The initial covariance matrices are all assumed to be diagonal. The measurement noise covariance matrix R and the prediction/process noise covariance matrix Q are used to tune your filter. The diagonal entries are the squared standard deviations, i.e. for the process noise this means the first entry corresponds to how much the uncertainty in the x-position in each prediction step increases. For your convenience, we have implemented the standard deviation as ROS parameters already. To get more intuition about this, also have a look at the depth Kalman Filter example.

Ranges Debugger

This is simply a convenience node. It republishes the range measurements in an ordered fashion under the topic debug. This allows you to plot the measurements from each tag individually.

The Distance Sensor

The distance sensor is located at the front camera’s position of the BlueROV, as depicted in Cameras. Hence, the measurements are relative to this position. Usually we consider the center of the vehicle as the robot’s position. It is fine to to the localization for the camera and apply the transformation to the robot’s center in a post-processing step.
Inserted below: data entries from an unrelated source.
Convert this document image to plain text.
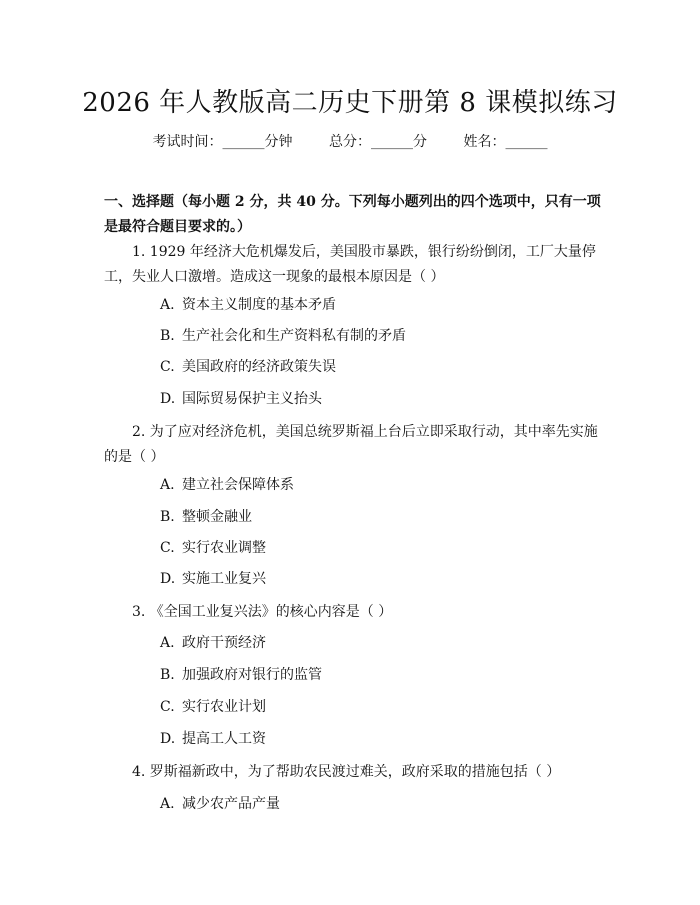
2026 年人教版高二历史下册第 8 课模拟练习
考试时间：______分钟	总分：______分	姓名：______
一、选择题（每小题 2 分，共 40 分。下列每小题列出的四个选项中，只有一项是最符合题目要求的。）
1. 1929 年经济大危机爆发后，美国股市暴跌，银行纷纷倒闭，工厂大量停工，失业人口激增。造成这一现象的最根本原因是（ ）
A. 资本主义制度的基本矛盾
B. 生产社会化和生产资料私有制的矛盾
C. 美国政府的经济政策失误
D. 国际贸易保护主义抬头
2. 为了应对经济危机，美国总统罗斯福上台后立即采取行动，其中率先实施的是（ ）
A. 建立社会保障体系
B. 整顿金融业
C. 实行农业调整
D. 实施工业复兴
3. 《全国工业复兴法》的核心内容是（ ）
A. 政府干预经济
B. 加强政府对银行的监管
C. 实行农业计划
D. 提高工人工资
4. 罗斯福新政中，为了帮助农民渡过难关，政府采取的措施包括（ ）
A. 减少农产品产量
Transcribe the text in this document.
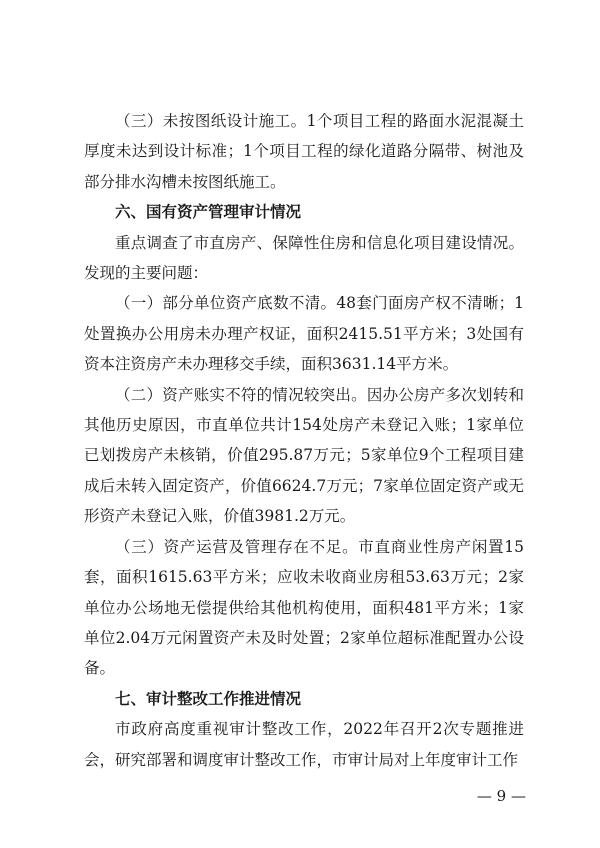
（三）未按图纸设计施工。1个项目工程的路面水泥混凝土厚度未达到设计标准；1个项目工程的绿化道路分隔带、树池及部分排水沟槽未按图纸施工。

六、国有资产管理审计情况

重点调查了市直房产、保障性住房和信息化项目建设情况。发现的主要问题：

（一）部分单位资产底数不清。48套门面房产权不清晰；1处置换办公用房未办理产权证，面积2415.51平方米；3处国有资本注资房产未办理移交手续，面积3631.14平方米。

（二）资产账实不符的情况较突出。因办公房产多次划转和其他历史原因，市直单位共计154处房产未登记入账；1家单位已划拨房产未核销，价值295.87万元；5家单位9个工程项目建成后未转入固定资产，价值6624.7万元；7家单位固定资产或无形资产未登记入账，价值3981.2万元。

（三）资产运营及管理存在不足。市直商业性房产闲置15套，面积1615.63平方米；应收未收商业房租53.63万元；2家单位办公场地无偿提供给其他机构使用，面积481平方米；1家单位2.04万元闲置资产未及时处置；2家单位超标准配置办公设备。

七、审计整改工作推进情况

市政府高度重视审计整改工作，2022年召开2次专题推进会，研究部署和调度审计整改工作，市审计局对上年度审计工作

— 9 —
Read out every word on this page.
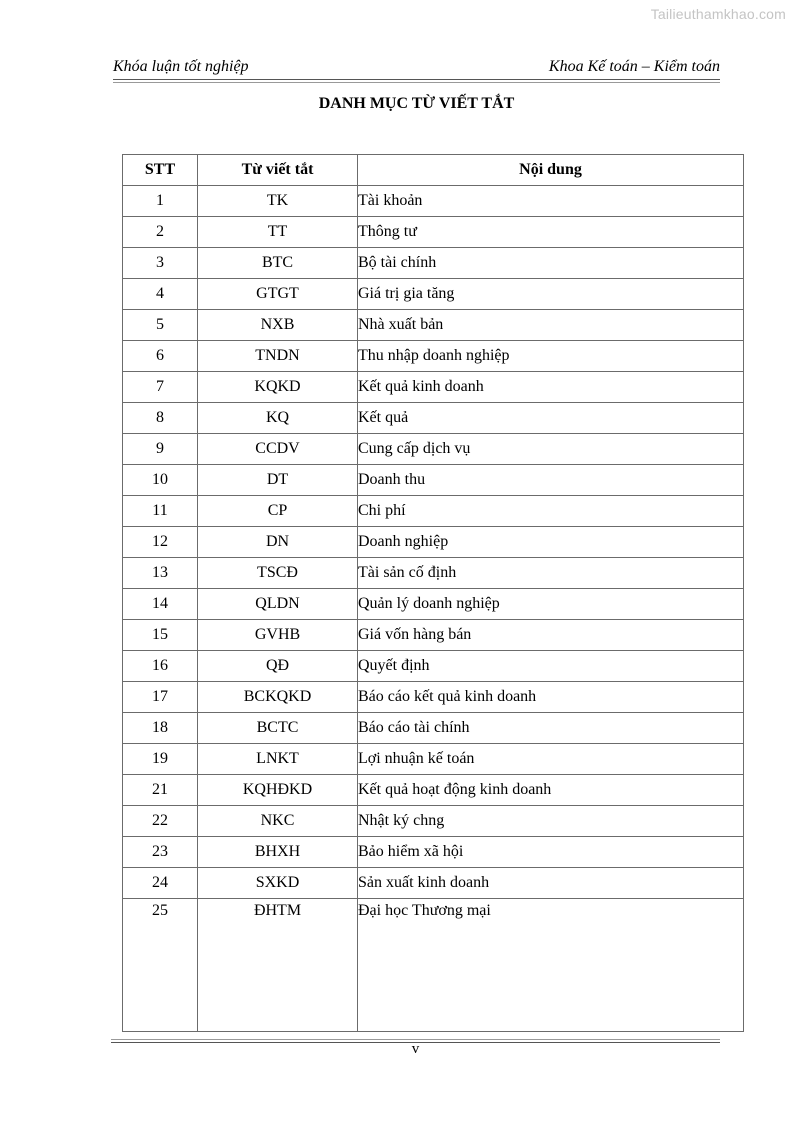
Tailieuthamkhao.com
Khóa luận tốt nghiệp	Khoa Kế toán – Kiểm toán
DANH MỤC TỪ VIẾT TẮT
STT	Từ viết tắt	Nội dung
1	TK	Tài khoản
2	TT	Thông tư
3	BTC	Bộ tài chính
4	GTGT	Giá trị gia tăng
5	NXB	Nhà xuất bản
6	TNDN	Thu nhập doanh nghiệp
7	KQKD	Kết quả kinh doanh
8	KQ	Kết quả
9	CCDV	Cung cấp dịch vụ
10	DT	Doanh thu
11	CP	Chi phí
12	DN	Doanh nghiệp
13	TSCĐ	Tài sản cố định
14	QLDN	Quản lý doanh nghiệp
15	GVHB	Giá vốn hàng bán
16	QĐ	Quyết định
17	BCKQKD	Báo cáo kết quả kinh doanh
18	BCTC	Báo cáo tài chính
19	LNKT	Lợi nhuận kế toán
21	KQHĐKD	Kết quả hoạt động kinh doanh
22	NKC	Nhật ký chng
23	BHXH	Bảo hiểm xã hội
24	SXKD	Sản xuất kinh doanh
25	ĐHTM	Đại học Thương mại
v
In the simulation the position of the distance sensor is exactly known and has an offset of [0.2, 0.0, 0.1] relative to the vehicle’s origin.

Hints on the Controllers

Feel free to reuse the depth controller from the previous assignment. It can also be used as a base PID controller implementation for the additional controller(s).

It is up to you to decide wether you want to implement x-, y-, z-, and yaw-control in separate nodes each. You might also find it more compelling to implement x- and y-control in the same node.

The yaw-controller is recommended, since the range_sensor can only detect the anchors/landmarks/AprilTags within a certain field of view. Making the robot “looking” at the tags will make sure, they get detected more reliably.

Also keep in mind that there are almost no disturbances changing the BlueROV’s heading in the simulation. Most likely this will be different for the lab experiments, making the yaw-controller essential.

Additional Notes

Quaternions

In this assignment we might get in touch of the rotation representation via quaternions. The ROS convention is to write them in the order [x, y, z, w], while there is also the popular notation of writing them in alphabetical order [w, x, y, z]. We mention this here, to avoid annoying mistakes caused by mixing these different notations. Note, that in this assignment it will not be necessary to directly work with quaternions. Since we are only interested in the yaw component, we will simply convert the orientation expressed in quaternions to an euler angle representation.

There are many euler-angle representations. The one usually used for mobile robots is the intrinsic z-y'-x'', which is equivalent to the extrinsic x-y-z.